The fashion show happens without much consequence, although some of the obvious drone shots are cool, we guess? After the girls put themselves on display for some dead-eyed ciphers, we cut to them pulling up to the polygonal slab of a house that they have been instructed to love. Every interior is a waiting-room shrine to Tyra, and of course, there’s a bed shortage! It’s 14 spots for 18 girls.

After we check in with Christina, who questions how secure she is in the competition, Liz starts crying and wailing to a mid-exfoliant Khrystyana for seemingly no reason. The whole thing is born of nothing whatsoever, as to almost defy physical laws of conservation, and it is a truly disorienting moment to watch. Eventually, we learn that Liz’s distress has to do with Khrystyana “being stiff competition.” Khrystyana says, “I’m not really sure, what is she upset about?” Neither are we, K, neither are we! The other girls start to gather around the scene while Liz continues her slow sputter of emotionally null statements like, “I’m really struggling,” “I just want you to know that I just feel, like, really crappy,” and “Because this is how I feel.”

We somehow move on from this moment in ruptured space-time with no resolution, and suddenly it’s the next day. Tyra stops by the house to make the rounds and gathers the girls around again, this time in front of a sloppily hung curtain. Without much buildup, she reveals the 14 remaining girls’ photos to shrieks and awe. Among the four casualties is Erin, who tearfully monologues what she will say to her children, disappointed but not defeated. It’s a true gut-punch of a good-bye that you’d never expect a season to deliver in its first hour, and the image of Erin packing her bags is, at the risk of sounding dramatic, destructive in its sadness.

Then, in a perfectly choreographed and/or produced moment, Tyra stops Erin just before leaving and, after a tender exchange, tells Erin that there is actually room for 15 girls in the house. Yes, Erin is staying. It’s a lovely, heartwarming twist punctuated by a euphoric reaction from Erin, who lovingly swats her hands at Tyra in disbelief. “Girl, I started modeling when I was 15 years old, and you are No. 15!” Tyra says without wasting a single moment to self-mythologize. Thank goodness she’s back.
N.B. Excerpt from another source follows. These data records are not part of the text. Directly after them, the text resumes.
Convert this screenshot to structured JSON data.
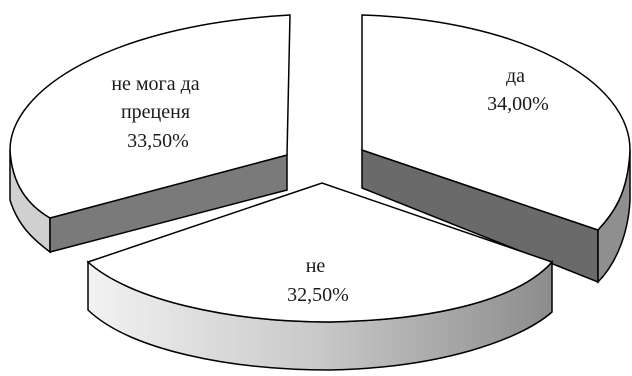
{
  "chart_data": {
    "type": "pie",
    "style": "3d-exploded",
    "slices": [
      {
        "label_lines": [
          "да"
        ],
        "value_label": "34,00%",
        "value": 34.0
      },
      {
        "label_lines": [
          "не"
        ],
        "value_label": "32,50%",
        "value": 32.5
      },
      {
        "label_lines": [
          "не мога да",
          "преценя"
        ],
        "value_label": "33,50%",
        "value": 33.5
      }
    ],
    "colors": {
      "top": "#ffffff",
      "edge": "#000000",
      "side_light": "#e0e0e0",
      "side_mid": "#9a9a9a",
      "side_dark": "#6a6a6a"
    },
    "legend": "none",
    "grid": false
  }
}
Good feelings all around as the girls welcome back Erin, who mounts her photo on the wall with the others. As everyone basks in the high note they’ve been left on, Tyra congratulates the final 15 models and declares with much fanfare, “The fierceness is going to the next level!” It’s a pseudo call-to-arms that elicits cheers from the girls, and still no one has any idea what it all means. As it was in the beginning, is now and ever shall be. Amen.